He wasn't one-and-done. He nearly didn't come to Kentucky.
But in the end, both those decisions paid off for Terrence Jones. Like his four underclassmen teammates, Jones announced on Tuesday night that he would be leaving for the NBA. After two years and a national championship, his career as a Wildcat came to a close.
"I just felt it was a great opportunity to be able to make the next step," he said. "I just felt I was ready for it. To be able to play on a special team like this, it's hard to come by. I felt I was ready to make that move. It came down to a decision that me and my family made."
Jones, who is projected as a lottery pick, strongly considered leaving for the NBA after his freshman year and even put his name in the draft. But as he did after committing to Washington, he changed his mind. Jones came back to UK for his sophomore year as the preseason Southeastern Conference Player of the Year.
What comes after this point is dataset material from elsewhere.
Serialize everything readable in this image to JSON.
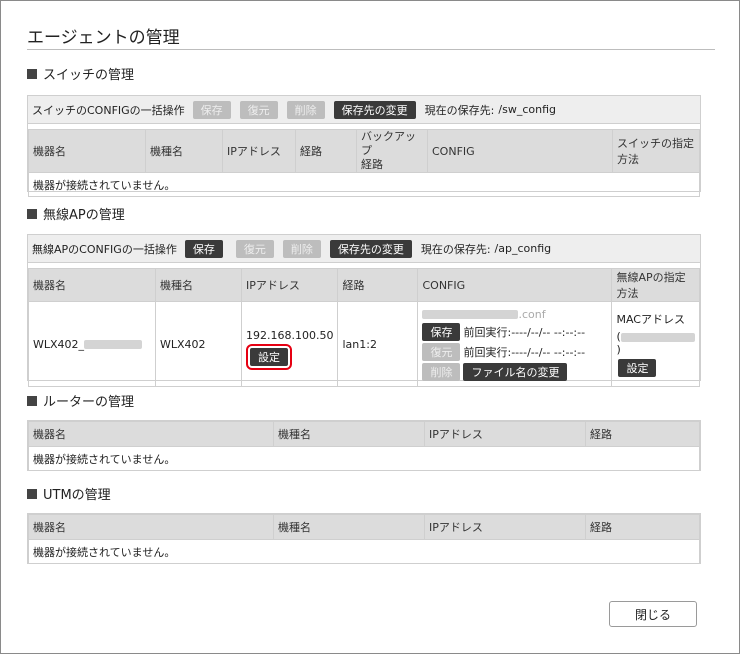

Things weren't always easy for Jones in his sophomore campaign. His scoring and rebounding numbers dipped from 15.7 points and 8.8 rebounds per game as a freshman to 12.3 and 7.2 as a sophomore, respectively. He missed two games with a dislocated finger in December and deferred, at times, to younger teammates.
In the end, it was all worth it.
"Terrence Jones made a good decision to come back," Kentucky head coach John Calipari said. "But it was his decision, like Doron's. Had an opportunity to leave, decided to come back. Has taken his game to another level. You're talking about a 6-9 athlete who can play and guard three positions and put his head on the rim."
Finally making the decision to leave was difficult, Jones said. He insisted that it was a close call, and wasn't completely sure until Monday night. His love for the school and the coaching staff, particularly Calipari, made things more complicated.
"He tells me how he feels about everything," Jones said. "I always accepted it, took it in. I knew that he knew a lot more about the game than me and I respected that."
He finished his career with 1,064 career points. Despite being overshadowed by teammate Anthony Davis, Jones is actually eleventh on the school's all-time blocks list. He had 140 blocks in 76 career games, which puts him fourth in school history in blocks per game behind Davis, Sam Bowie, and Jamal Magloire.
Jones entered the season as a preseason national player of the year candidate, but a flotilla of freshmen and the return of sophomore guard Doron Lamb made him just the fourth-leading scorer on his own team.
That was never a problem, Jones said. He tried to improve his energy and found new roles to help.
"To come back and be on a special team like this, I just wanted to help us be as good as we can," he said. "I appreciate everyone on the team - freshman and sophomores - nobody caring about who got the credit, who was scoring the points. Everyone playing together is what made us special."
Jones keeps coming back to the word 'special' when he talks about his time at Kentucky. There's no other school like it, he says.
He almost missed out on it completely. Now, he can't imagine what would have happened if he had made any other decision.
"Being a part of something special like this is something I won't forget," he said.